Legislatif menargetkan perbaikan strategi pendapatan, sekaligus penguatan kemandirian fiskal daerah. Ketua Komisi III DPRD Sulbar, Usman Suhuria, memimpin rapat yang berlangsung di ruang kerja Komisi III. Anggota Komisi III, Saddam dan Elisabeth, turut mengikuti pembahasan bersama OPD mitra.
Dalam rapat, Komisi III menelaah capaian pendapatan daerah, memetakan kendala pemungutan di lapangan. Begitu pula membuka peluang sumber-sumber pendapatan baru yang berpotensi mendongkrak PAD Sulawesi Barat.
Komisi III juga menekankan kebutuhan strategi pendapatan yang terukur dan berkelanjutan. Tidak lain agar kebijakan tidak sekadar mengejar angka.
Usman Suhuria memastikan hasil rapat akan menjadi rekomendasi resmi kepada eksekutif, terutama kepada gubernur, untuk memperkuat target dan sumber pendapatan daerah.
“Nanti akan kami rinci betul untuk dijadikan rekomendasi terhadap eksekutif, dalam hal ini Bapak Gubernur.
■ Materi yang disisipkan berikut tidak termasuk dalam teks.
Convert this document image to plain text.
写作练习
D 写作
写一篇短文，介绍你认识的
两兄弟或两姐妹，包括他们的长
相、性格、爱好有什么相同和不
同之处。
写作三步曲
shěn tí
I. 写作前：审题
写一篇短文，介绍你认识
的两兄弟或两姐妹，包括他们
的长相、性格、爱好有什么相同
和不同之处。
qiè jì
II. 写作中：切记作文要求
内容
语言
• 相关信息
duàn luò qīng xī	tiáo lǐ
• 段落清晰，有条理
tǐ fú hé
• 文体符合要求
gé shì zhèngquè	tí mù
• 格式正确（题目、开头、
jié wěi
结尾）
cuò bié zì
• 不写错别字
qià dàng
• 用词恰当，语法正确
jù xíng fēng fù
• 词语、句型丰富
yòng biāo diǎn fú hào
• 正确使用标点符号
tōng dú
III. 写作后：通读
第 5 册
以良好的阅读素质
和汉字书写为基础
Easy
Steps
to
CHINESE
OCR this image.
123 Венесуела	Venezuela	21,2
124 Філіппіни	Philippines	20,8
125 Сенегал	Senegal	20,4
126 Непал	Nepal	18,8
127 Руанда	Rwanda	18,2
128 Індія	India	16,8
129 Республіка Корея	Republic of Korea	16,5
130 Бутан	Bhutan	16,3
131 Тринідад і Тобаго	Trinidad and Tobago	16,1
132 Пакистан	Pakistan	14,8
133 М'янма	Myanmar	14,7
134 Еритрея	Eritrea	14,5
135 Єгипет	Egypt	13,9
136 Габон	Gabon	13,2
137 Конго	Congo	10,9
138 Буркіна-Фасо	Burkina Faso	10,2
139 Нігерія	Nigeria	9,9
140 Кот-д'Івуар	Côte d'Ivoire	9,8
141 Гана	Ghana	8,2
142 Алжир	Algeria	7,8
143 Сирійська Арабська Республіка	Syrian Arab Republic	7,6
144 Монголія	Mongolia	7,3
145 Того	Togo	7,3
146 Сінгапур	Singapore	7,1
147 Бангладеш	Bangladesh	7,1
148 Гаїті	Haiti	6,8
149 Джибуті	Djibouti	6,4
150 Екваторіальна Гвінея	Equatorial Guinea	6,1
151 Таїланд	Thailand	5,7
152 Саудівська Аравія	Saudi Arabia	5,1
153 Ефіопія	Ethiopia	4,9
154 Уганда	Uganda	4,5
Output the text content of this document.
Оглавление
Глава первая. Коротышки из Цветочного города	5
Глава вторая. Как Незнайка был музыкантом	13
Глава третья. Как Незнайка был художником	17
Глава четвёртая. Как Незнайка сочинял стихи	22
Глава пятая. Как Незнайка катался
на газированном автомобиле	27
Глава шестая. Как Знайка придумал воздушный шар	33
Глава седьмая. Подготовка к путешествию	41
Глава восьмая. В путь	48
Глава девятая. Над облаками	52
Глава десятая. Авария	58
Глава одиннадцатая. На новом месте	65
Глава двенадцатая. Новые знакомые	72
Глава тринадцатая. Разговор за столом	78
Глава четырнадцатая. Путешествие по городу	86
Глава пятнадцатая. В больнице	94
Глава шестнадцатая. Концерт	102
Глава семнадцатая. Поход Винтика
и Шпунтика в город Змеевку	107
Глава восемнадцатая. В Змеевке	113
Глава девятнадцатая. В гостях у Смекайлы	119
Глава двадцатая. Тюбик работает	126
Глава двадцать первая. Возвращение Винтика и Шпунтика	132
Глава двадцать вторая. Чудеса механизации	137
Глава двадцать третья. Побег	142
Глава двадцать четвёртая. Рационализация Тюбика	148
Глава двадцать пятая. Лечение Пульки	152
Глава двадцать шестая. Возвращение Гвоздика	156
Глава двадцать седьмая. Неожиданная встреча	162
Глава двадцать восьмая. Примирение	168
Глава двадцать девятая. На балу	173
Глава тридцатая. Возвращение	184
Bagaimana upaya kita untuk memperbaiki target-target pendapatan serta membangun potensi-potensi baru guna meningkatkan Pendapatan Asli Daerah,” ujar Usman Suhuria.
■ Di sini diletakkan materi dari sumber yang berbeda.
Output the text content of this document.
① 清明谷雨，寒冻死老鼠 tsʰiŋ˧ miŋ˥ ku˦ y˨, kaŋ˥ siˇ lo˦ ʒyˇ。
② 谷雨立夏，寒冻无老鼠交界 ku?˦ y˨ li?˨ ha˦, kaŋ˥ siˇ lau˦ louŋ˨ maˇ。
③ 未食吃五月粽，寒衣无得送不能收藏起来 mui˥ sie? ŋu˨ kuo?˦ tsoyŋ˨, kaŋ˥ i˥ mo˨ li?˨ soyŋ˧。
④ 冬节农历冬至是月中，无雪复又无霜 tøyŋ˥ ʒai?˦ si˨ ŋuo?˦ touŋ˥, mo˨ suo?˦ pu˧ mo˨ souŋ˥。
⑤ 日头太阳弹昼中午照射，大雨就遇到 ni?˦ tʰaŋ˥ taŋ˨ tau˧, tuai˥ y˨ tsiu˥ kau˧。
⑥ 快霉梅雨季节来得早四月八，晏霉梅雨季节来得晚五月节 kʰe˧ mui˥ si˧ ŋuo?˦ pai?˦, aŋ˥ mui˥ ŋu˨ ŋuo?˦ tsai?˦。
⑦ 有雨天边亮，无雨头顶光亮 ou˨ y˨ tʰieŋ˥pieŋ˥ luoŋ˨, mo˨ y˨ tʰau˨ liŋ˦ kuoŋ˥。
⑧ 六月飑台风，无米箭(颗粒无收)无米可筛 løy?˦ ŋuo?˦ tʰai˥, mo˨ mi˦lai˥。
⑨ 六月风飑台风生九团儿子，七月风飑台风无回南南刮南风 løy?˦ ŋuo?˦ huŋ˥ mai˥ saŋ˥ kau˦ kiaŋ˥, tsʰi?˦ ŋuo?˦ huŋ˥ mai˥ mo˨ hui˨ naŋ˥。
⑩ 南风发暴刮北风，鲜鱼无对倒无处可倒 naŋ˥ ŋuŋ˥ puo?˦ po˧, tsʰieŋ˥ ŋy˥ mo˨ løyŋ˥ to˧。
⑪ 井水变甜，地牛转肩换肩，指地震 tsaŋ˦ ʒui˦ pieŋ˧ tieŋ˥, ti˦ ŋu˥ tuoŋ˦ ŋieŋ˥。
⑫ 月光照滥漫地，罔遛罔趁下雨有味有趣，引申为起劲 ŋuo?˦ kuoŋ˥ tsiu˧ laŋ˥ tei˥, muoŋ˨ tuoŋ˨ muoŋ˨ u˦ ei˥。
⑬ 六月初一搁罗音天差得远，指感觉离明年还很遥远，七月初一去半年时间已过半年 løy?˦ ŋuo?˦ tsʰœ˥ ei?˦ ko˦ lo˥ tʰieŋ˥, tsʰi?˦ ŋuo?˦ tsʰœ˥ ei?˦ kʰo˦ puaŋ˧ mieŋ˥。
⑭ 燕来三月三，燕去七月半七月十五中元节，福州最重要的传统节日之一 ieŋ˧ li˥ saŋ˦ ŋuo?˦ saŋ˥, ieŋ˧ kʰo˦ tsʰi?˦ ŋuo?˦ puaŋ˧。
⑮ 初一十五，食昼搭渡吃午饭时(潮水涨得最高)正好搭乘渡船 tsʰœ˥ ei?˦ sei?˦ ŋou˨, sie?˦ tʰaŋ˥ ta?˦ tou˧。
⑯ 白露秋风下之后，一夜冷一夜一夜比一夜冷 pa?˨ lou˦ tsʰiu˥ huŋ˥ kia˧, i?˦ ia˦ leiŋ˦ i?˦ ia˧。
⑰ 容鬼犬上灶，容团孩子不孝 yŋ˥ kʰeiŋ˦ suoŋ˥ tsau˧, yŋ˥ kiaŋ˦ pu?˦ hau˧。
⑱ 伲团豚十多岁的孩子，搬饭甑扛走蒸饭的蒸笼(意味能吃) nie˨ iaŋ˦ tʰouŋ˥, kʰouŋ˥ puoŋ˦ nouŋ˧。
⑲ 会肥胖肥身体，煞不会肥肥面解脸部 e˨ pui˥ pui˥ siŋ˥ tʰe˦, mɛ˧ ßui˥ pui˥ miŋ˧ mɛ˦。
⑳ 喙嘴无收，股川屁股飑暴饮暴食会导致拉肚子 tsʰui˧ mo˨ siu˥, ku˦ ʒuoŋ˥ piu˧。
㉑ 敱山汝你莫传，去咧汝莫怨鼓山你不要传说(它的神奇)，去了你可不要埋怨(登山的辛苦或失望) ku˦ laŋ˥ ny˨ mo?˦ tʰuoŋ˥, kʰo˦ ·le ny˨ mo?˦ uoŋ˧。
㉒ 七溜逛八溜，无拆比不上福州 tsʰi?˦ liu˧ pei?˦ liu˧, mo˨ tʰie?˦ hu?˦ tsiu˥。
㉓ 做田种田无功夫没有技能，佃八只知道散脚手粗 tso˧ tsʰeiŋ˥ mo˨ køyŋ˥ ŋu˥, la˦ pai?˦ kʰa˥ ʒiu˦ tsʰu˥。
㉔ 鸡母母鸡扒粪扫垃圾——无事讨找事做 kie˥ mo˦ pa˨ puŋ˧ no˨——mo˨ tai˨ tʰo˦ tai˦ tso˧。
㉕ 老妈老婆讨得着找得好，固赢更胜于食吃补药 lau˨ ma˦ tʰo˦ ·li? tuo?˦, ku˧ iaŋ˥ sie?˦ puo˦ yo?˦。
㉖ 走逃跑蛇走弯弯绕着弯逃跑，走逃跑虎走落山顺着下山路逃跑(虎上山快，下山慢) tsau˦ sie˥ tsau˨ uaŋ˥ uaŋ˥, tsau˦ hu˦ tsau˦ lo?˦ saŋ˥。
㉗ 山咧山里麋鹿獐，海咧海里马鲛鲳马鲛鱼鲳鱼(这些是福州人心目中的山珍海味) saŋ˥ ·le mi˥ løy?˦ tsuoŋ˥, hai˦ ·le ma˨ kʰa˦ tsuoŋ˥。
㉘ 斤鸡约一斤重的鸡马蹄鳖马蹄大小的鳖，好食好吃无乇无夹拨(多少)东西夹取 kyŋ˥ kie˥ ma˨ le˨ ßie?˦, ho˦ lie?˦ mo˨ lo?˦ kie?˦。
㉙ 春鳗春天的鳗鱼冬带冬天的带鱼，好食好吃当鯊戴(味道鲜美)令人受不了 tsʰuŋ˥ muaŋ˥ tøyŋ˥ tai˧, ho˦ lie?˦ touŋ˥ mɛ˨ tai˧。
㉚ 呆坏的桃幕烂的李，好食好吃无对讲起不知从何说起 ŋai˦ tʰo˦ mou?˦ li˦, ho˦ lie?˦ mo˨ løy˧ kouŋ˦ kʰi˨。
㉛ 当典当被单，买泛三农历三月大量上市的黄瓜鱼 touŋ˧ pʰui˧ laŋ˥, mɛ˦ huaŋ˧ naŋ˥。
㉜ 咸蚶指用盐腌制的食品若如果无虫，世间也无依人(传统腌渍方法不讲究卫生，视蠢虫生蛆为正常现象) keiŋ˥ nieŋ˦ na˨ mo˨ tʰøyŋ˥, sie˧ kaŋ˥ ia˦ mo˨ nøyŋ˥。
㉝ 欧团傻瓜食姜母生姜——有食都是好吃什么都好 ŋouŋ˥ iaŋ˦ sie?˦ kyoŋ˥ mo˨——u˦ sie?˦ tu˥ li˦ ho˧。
Komisi III menilai kolaborasi DPRD dan OPD menjadi kunci untuk memperbaiki tata kelola pendapatan. Komisi mendorong OPD mengoptimalkan sektor potensial, memperkuat efektivitas pemungutan retribusi, serta melahirkan inovasi pelayanan agar pendapatan daerah tumbuh stabil.
Rapat kerja ini juga menautkan agenda peningkatan PAD dengan visi pembangunan daerah, termasuk dorongan pertumbuhan ekonomi yang inklusif dan berkelanjutan untuk memperkuat daya saing serta pemerataan antarsektor di Sulawesi Barat.